Standard & Poor’s, Moody’s Investors Service and Fitch Ratings are masking burgeoning losses in the market for subprime mortgage bonds by failing to cut the credit ratings on about $200 billion of securities backed by home loans.
The highest default rates on home loans in a decade have reduced prices of some bonds backed by mortgages to people with poor or limited credit by more than 50 cents on the dollar and forced New York-based Bear Stearns Cos. to offer $3.2 billion to bail out a money-losing hedge fund. Almost 65 percent of the bonds in indexes that track subprime mortgage debt don’t meet the ratings criteria in place when they were sold, according to data compiled by Bloomberg.
That may just be the beginning. Downgrades by S&P, Moody’s and Fitch would force hundreds of investors to sell holdings, roiling the $800 billion market for securities backed by subprime mortgages and $1 trillion of collateralized debt obligations, the fastest growing part of the financial markets.
“You’ll see massive losses from banks, insurance companies and pension managers,” said Joshua Rosner, a managing director at investment research firm Graham Fisher & Co. in New York and co-author of a study last month that said S&P, Moody’s and Fitch understate the risks of subprime mortgage bonds. “The longer they wait, the worse it’s going to be.”
Rosner estimates that collateralized debt obligations, which have packaged thousands of bonds and derivatives into new securities, will lose $125 billion. Institutional Risk Analytics, a Hawthorne, California-based company that writes computer programs for the four biggest accounting firms, says 25 percent of the face value of CDOs is in jeopardy, or $250 billion.
Losses may rival the savings and loan crisis of the 1980s and 1990s. The Resolution Trust Corp., formed by the U.S. government to resolve the thrift crisis, sold $452 billion of assets at a cost to taxpayers of about $140 billion.

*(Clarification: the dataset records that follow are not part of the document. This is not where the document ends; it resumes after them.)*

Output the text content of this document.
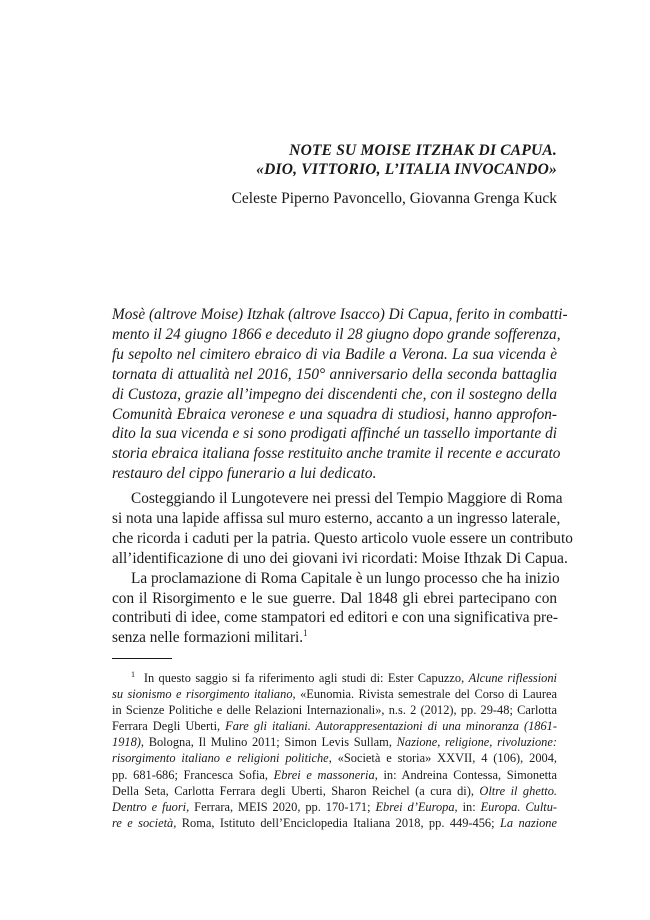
NOTE SU MOISE ITZHAK DI CAPUA.
«DIO, VITTORIO, L’ITALIA INVOCANDO»
Celeste Piperno Pavoncello, Giovanna Grenga Kuck
Mosè (altrove Moise) Itzhak (altrove Isacco) Di Capua, ferito in combatti-
mento il 24 giugno 1866 e deceduto il 28 giugno dopo grande sofferenza,
fu sepolto nel cimitero ebraico di via Badile a Verona. La sua vicenda è
tornata di attualità nel 2016, 150° anniversario della seconda battaglia
di Custoza, grazie all’impegno dei discendenti che, con il sostegno della
Comunità Ebraica veronese e una squadra di studiosi, hanno approfon-
dito la sua vicenda e si sono prodigati affinché un tassello importante di
storia ebraica italiana fosse restituito anche tramite il recente e accurato
restauro del cippo funerario a lui dedicato.
Costeggiando il Lungotevere nei pressi del Tempio Maggiore di Roma
si nota una lapide affissa sul muro esterno, accanto a un ingresso laterale,
che ricorda i caduti per la patria. Questo articolo vuole essere un contributo
all’identificazione di uno dei giovani ivi ricordati: Moise Ithzak Di Capua.
La proclamazione di Roma Capitale è un lungo processo che ha inizio
con il Risorgimento e le sue guerre. Dal 1848 gli ebrei partecipano con
contributi di idee, come stampatori ed editori e con una significativa pre-
senza nelle formazioni militari.$^1$
$^1$ In questo saggio si fa riferimento agli studi di: Ester Capuzzo, Alcune riflessioni
su sionismo e risorgimento italiano, «Eunomia. Rivista semestrale del Corso di Laurea
in Scienze Politiche e delle Relazioni Internazionali», n.s. 2 (2012), pp. 29-48; Carlotta
Ferrara Degli Uberti, Fare gli italiani. Autorappresentazioni di una minoranza (1861-
1918), Bologna, Il Mulino 2011; Simon Levis Sullam, Nazione, religione, rivoluzione:
risorgimento italiano e religioni politiche, «Società e storia» XXVII, 4 (106), 2004,
pp. 681-686; Francesca Sofia, Ebrei e massoneria, in: Andreina Contessa, Simonetta
Della Seta, Carlotta Ferrara degli Uberti, Sharon Reichel (a cura di), Oltre il ghetto.
Dentro e fuori, Ferrara, MEIS 2020, pp. 170-171; Ebrei d’Europa, in: Europa. Cultu-
re e società, Roma, Istituto dell’Enciclopedia Italiana 2018, pp. 449-456; La nazione
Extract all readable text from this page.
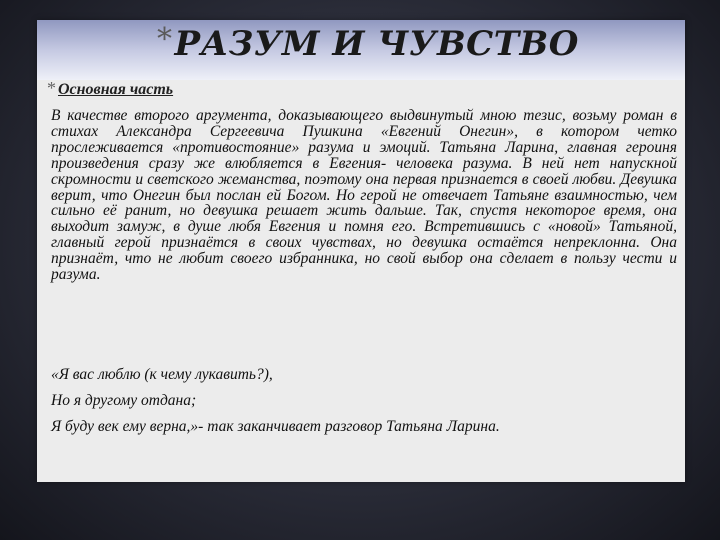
*РАЗУМ И ЧУВСТВО
* Основная часть
В качестве второго аргумента, доказывающего выдвинутый мною тезис, возьму роман в стихах Александра Сергеевича Пушкина «Евгений Онегин», в котором четко прослеживается «противостояние» разума и эмоций. Татьяна Ларина, главная героиня произведения сразу же влюбляется в Евгения- человека разума. В ней нет напускной скромности и светского жеманства, поэтому она первая признается в своей любви. Девушка верит, что Онегин был послан ей Богом. Но герой не отвечает Татьяне взаимностью, чем сильно её ранит, но девушка решает жить дальше. Так, спустя некоторое время, она выходит замуж, в душе любя Евгения и помня его. Встретившись с «новой» Татьяной, главный герой признаётся в своих чувствах, но девушка остаётся непреклонна. Она признаёт, что не любит своего избранника, но свой выбор она сделает в пользу чести и разума.
«Я вас люблю (к чему лукавить?),
Но я другому отдана;
Я буду век ему верна,»- так заканчивает разговор Татьяна Ларина.
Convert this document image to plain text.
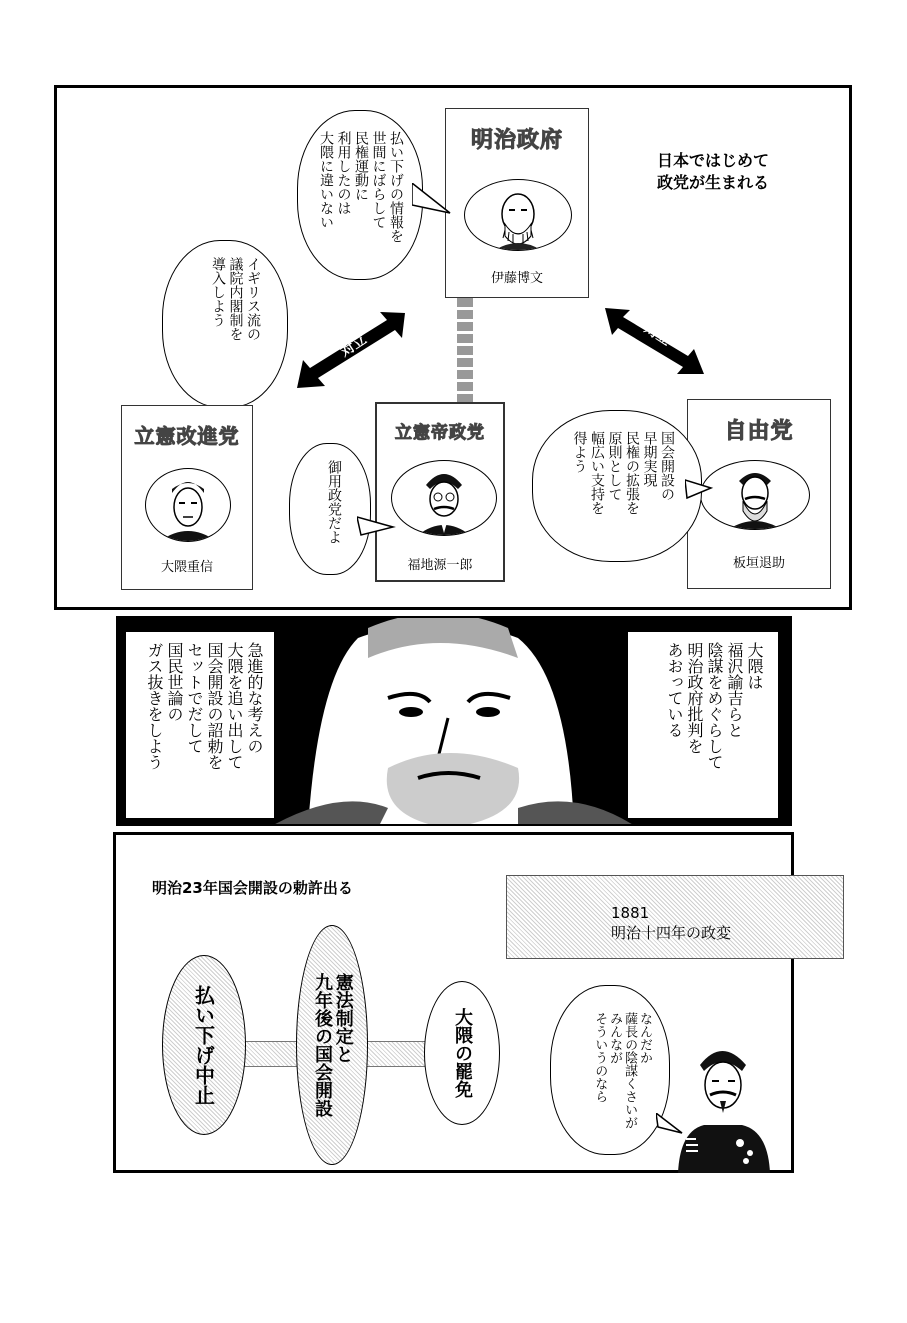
日本ではじめて
政党が生まれる
明治政府
伊藤博文
払い下げの情報を
世間にばらして
民権運動に
利用したのは
大隈に違いない
イギリス流の
議院内閣制を
導入しよう
対立	対立
立憲改進党
大隈重信
立憲帝政党
福地源一郎
自由党
板垣退助
御用政党だよ	国会開設の
早期実現
民権の拡張を
原則として
幅広い支持を
得よう
急進的な考えの
大隈を追い出して
国会開設の詔勅を
セットでだして
国民世論の
ガス抜きをしよう	大隈は
福沢諭吉らと
陰謀をめぐらして
明治政府批判を
あおっている
明治23年国会開設の勅許出る
1881
明治十四年の政変
払い下げ中止	憲法制定と
九年後の国会開設	大隈の罷免	なんだか
薩長の陰謀くさいが
みんなが
そういうのなら
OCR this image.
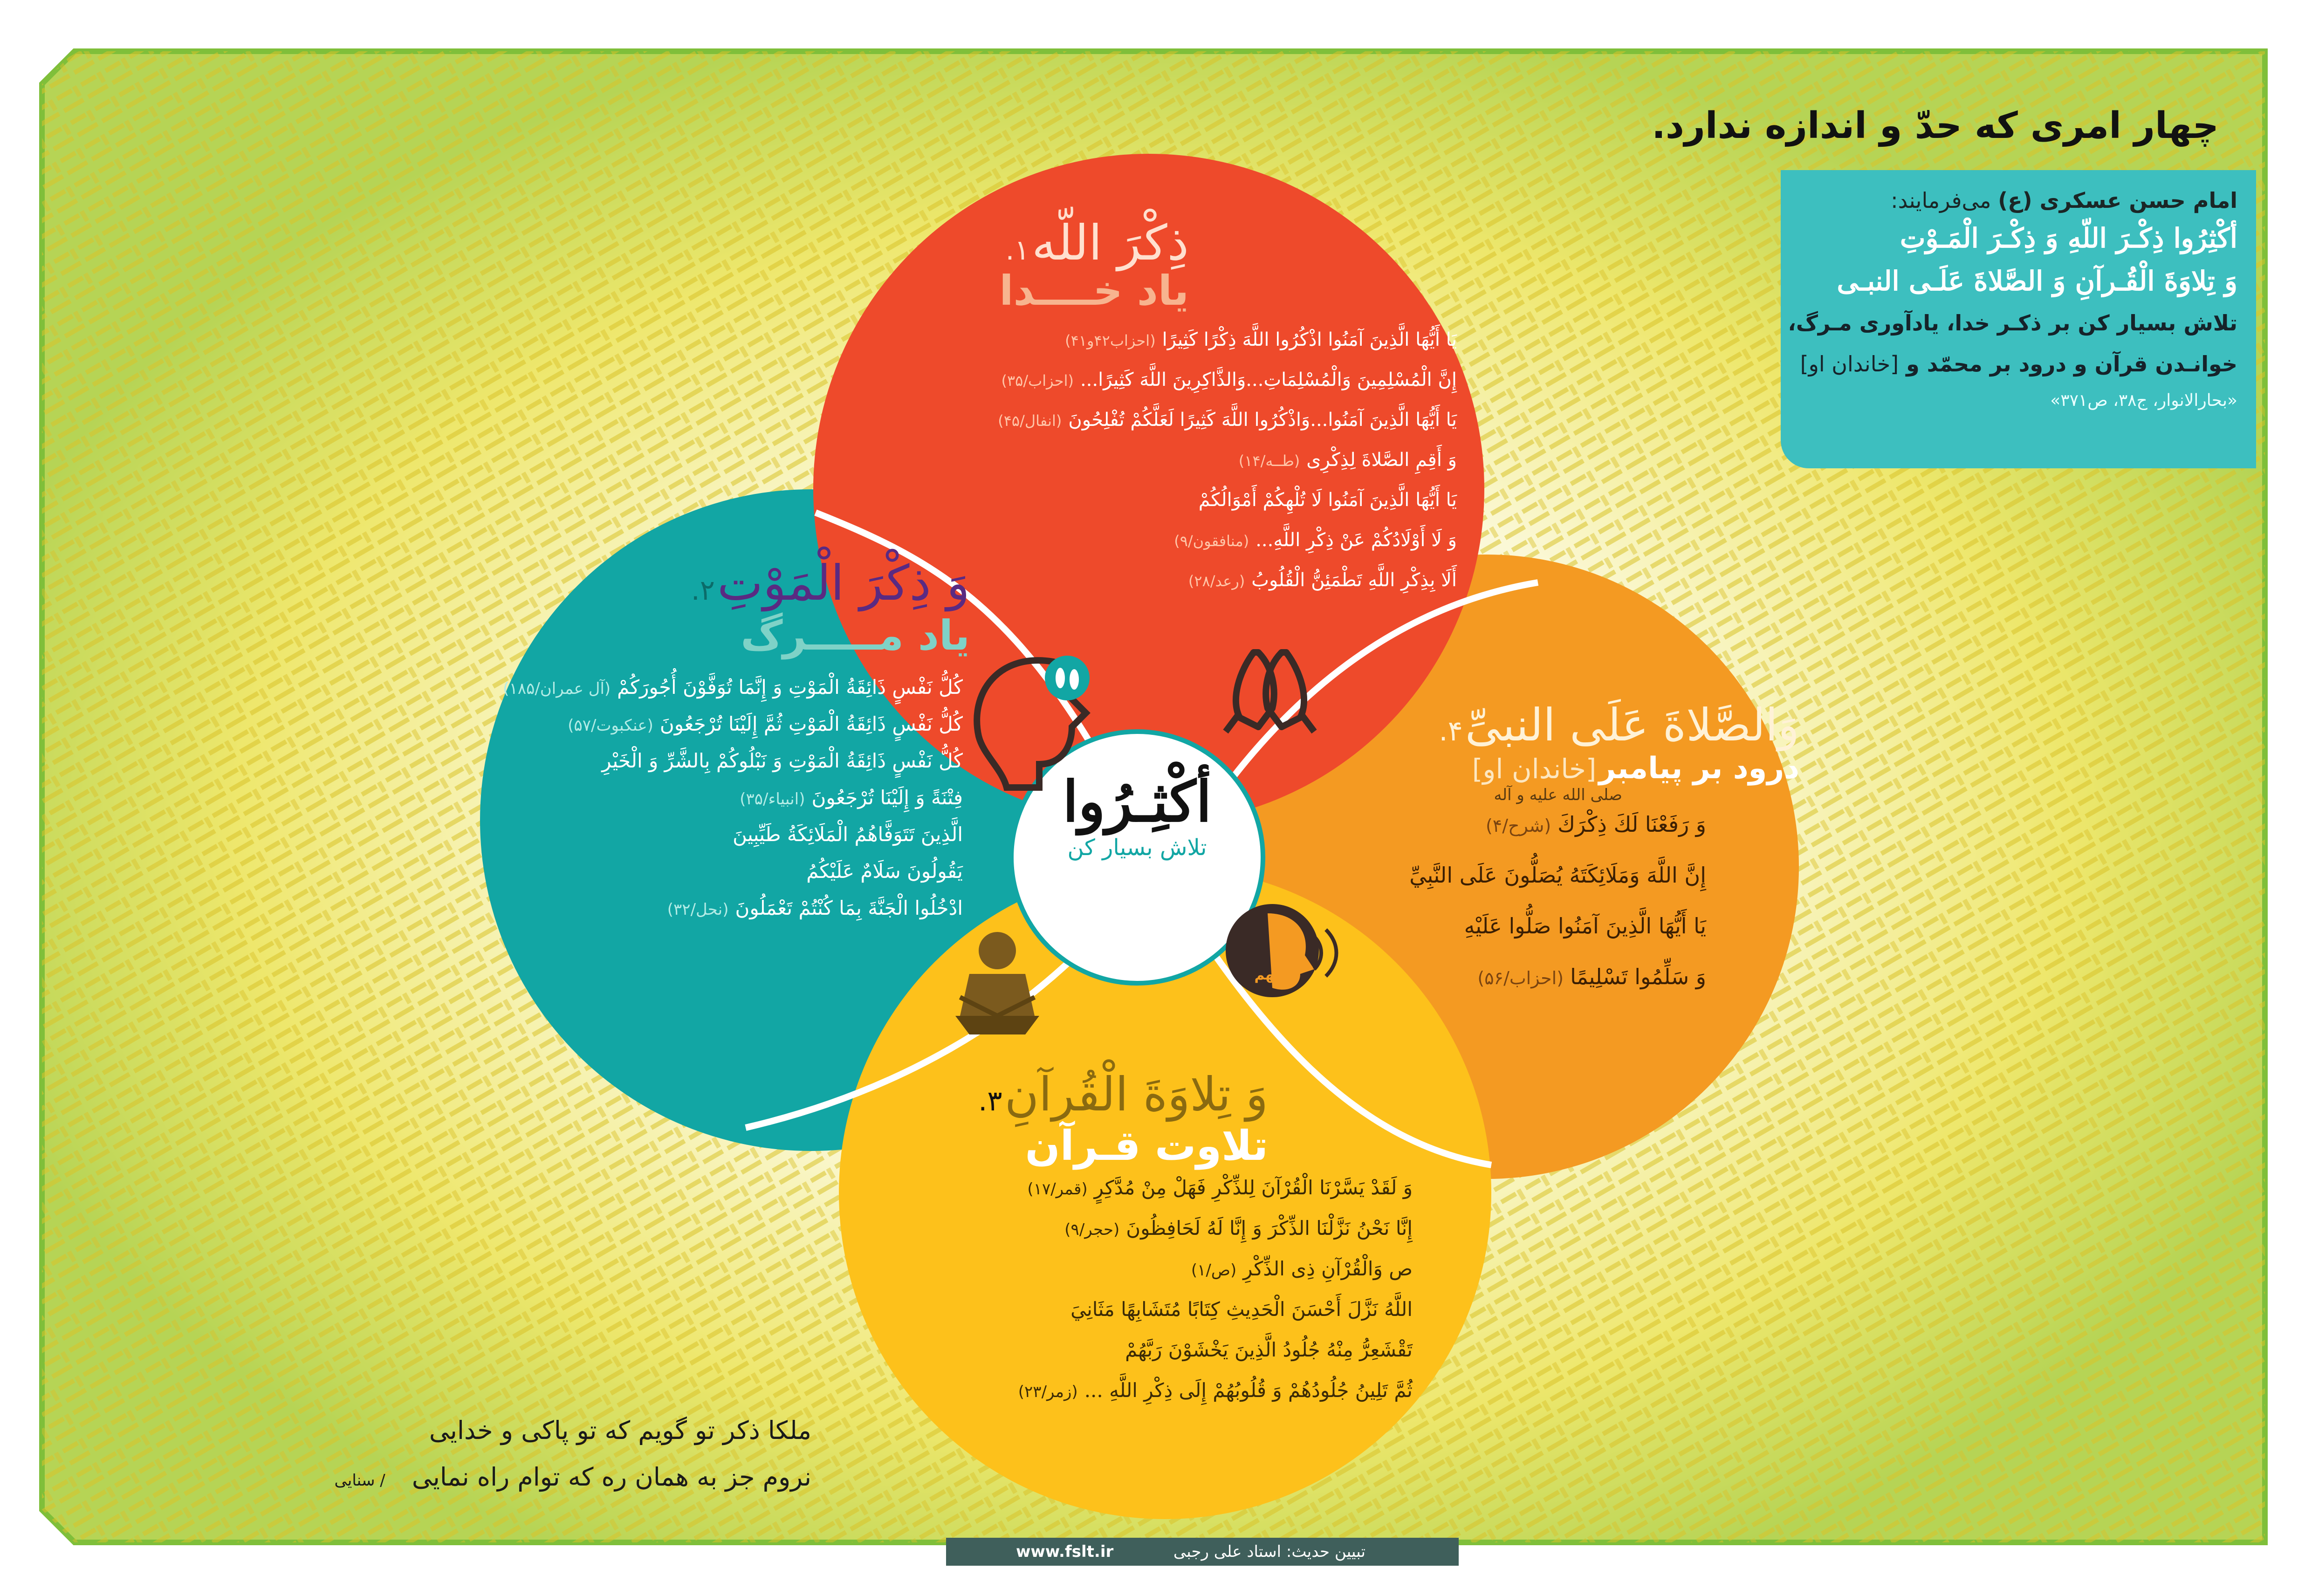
چهار امری که حدّ و اندازه ندارد.
امام حسن عسکری (ع) می‌فرمایند:
أكْثِرُوا ذِكْـرَ اللّهِ وَ ذِكْـرَ الْمَـوْتِ
وَ تِلاوَةَ الْقُـرآنِ وَ الصَّلاةَ عَلَـى النبـى
تلاش بسیار کن بر ذکـر خدا، یادآوری مـرگ،
خوانـدن قرآن و درود بر محمّد و [خاندان او]
«بحارالانوار، ج۳۸، ص۳۷۱»
أكْثِـرُوا
تلاش بسیار کن
ذِكْرَ اللّه ۱.
یاد خــــدا
يَا أَيُّهَا الَّذِينَ آمَنُوا اذْكُرُوا اللَّهَ ذِكْرًا كَثِيرًا(احزاب۴۲و۴۱)
إِنَّ الْمُسْلِمِينَ وَالْمُسْلِمَاتِ...وَالذَّاكِرِينَ اللَّهَ كَثِيرًا...(احزاب/۳۵)
يَا أَيُّهَا الَّذِينَ آمَنُوا...وَاذْكُرُوا اللَّهَ كَثِيرًا لَعَلَّكُمْ تُفْلِحُونَ(انفال/۴۵)
وَ أَقِمِ الصَّلاةَ لِذِكْرِی(طــه/۱۴)
يَا أَيُّهَا الَّذِينَ آمَنُوا لَا تُلْهِكُمْ أَمْوَالُكُمْ
وَ لَا أَوْلَادُكُمْ عَنْ ذِكْرِ اللَّهِ...(منافقون/۹)
أَلَا بِذِكْرِ اللَّهِ تَطْمَئِنُّ الْقُلُوبُ(رعد/۲۸)
وَ ذِكْرَ الْمَوْتِ ۲.
یاد مـــــرگ
كُلُّ نَفْسٍ ذَائِقَةُ الْمَوْتِ وَ إِنَّمَا تُوَفَّوْنَ أُجُورَكُمْ(آل عمران/۱۸۵)
كُلُّ نَفْسٍ ذَائِقَةُ الْمَوْتِ ثُمَّ إِلَيْنَا تُرْجَعُونَ(عنكبوت/۵۷)
كُلُّ نَفْسٍ ذَائِقَةُ الْمَوْتِ وَ نَبْلُوكُمْ بِالشَّرِّ وَ الْخَيْرِ
فِتْنَةً وَ إِلَيْنَا تُرْجَعُونَ(انبياء/۳۵)
الَّذِينَ تَتَوَفَّاهُمُ الْمَلَائِكَةُ طَيِّبِينَ
يَقُولُونَ سَلَامٌ عَلَيْكُمُ
ادْخُلُوا الْجَنَّةَ بِمَا كُنْتُمْ تَعْمَلُونَ(نحل/۳۲)
وَ تِلاوَةَ الْقُرآنِ ۳.
تلاوت قـرآن
وَ لَقَدْ يَسَّرْنَا الْقُرْآنَ لِلذِّكْرِ فَهَلْ مِنْ مُدَّكِرٍ(قمر/۱۷)
إِنَّا نَحْنُ نَزَّلْنَا الذِّكْرَ وَ إِنَّا لَهُ لَحَافِظُونَ(حجر/۹)
ص وَالْقُرْآنِ ذِی الذِّكْرِ(ص/۱)
اللَّهُ نَزَّلَ أَحْسَنَ الْحَدِيثِ كِتَابًا مُتَشَابِهًا مَثَانِيَ
تَقْشَعِرُّ مِنْهُ جُلُودُ الَّذِينَ يَخْشَوْنَ رَبَّهُمْ
ثُمَّ تَلِينُ جُلُودُهُمْ وَ قُلُوبُهُمْ إِلَى ذِكْرِ اللَّهِ ...(زمر/۲۳)
وَالصَّلاةَ عَلَى النبىِّ ۴.
درود بر پیامبر [خاندان او]
صلی الله علیه و آله
اللهم
وَ رَفَعْنَا لَكَ ذِكْرَكَ(شرح/۴)
إِنَّ اللَّهَ وَمَلَائِكَتَهُ يُصَلُّونَ عَلَى النَّبِيِّ
يَا أَيُّهَا الَّذِينَ آمَنُوا صَلُّوا عَلَيْهِ
وَ سَلِّمُوا تَسْلِيمًا(احزاب/۵۶)
ملکا ذکر تو گویم که تو پاکی و خدایی
نروم جز به همان ره که توام راه نمایی / سنایی
www.fslt.ir	تبیین حدیث: استاد علی رجبی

The current debacle threatens the growth of asset-backed bonds, securities that use consumer, commercial and other loans and receivables as collateral. That market, which includes mortgage securities, has doubled to about $10 trillion since 2000, according to the Securities Industry Financial Markets Association, a New York-based trade group.
Executives at New York-based S&P, Moody’s and Fitch say they are waiting until foreclosure sales show that the collateral backing the bonds has declined enough to create losses before lowering ratings on some of the $6.65 trillion in outstanding mortgage-backed debt.
“Don’t misunderstand me: I’m not saying these others are performing great,” Robert Pollsen, a director in S&P’s residential mortgage surveillance in New York, said in an interview last month. “And they certainly might warrant our attention several months from now, which obviously we’re going to do.”
Some investors say the ratings companies are waiting too long before downgrading the mortgage bonds and the CDOs that contain them. They noted that S&P and Moody’s maintained their investment-grade ranking on Enron Corp. until days before the Houston-based energy trader filed for bankruptcy.
“A lot of these should be downgraded sooner rather than later,” said Jeff Given at John Hancock Advisors LLC in Boston, who oversees $3.5 billion of mortgage bonds. The ratings companies may be embarrassed to downgrade the bonds, he said. “It’s easier to say two years from now that you were wrong on a rating than it is to say you were wrong five months after you rated it.”
The ratings companies point out they have downgraded bonds less than a year after they were sold, the first time that has ever happened. S&P has lowered a total of 15 subprime bonds sold in 2005, or 0.31 percent of the total, and 32 sold in 2006, or 0.68 percent.
“People are surprised there haven’t been more downgrades,” Claire Robinson, a managing director at Moody’s, said during an investor conference sponsored by the firm in New York on June 5. “What they don’t understand about the rating process is that we don’t change our ratings on speculation about what’s going to happen.”
“That’s like saying these trees are just fine as there’s a forest fire on the other side of the hill,” said James Melcher, president of money-management firm Balestra Capital Ltd. in New York, who runs a $105 million hedge fund.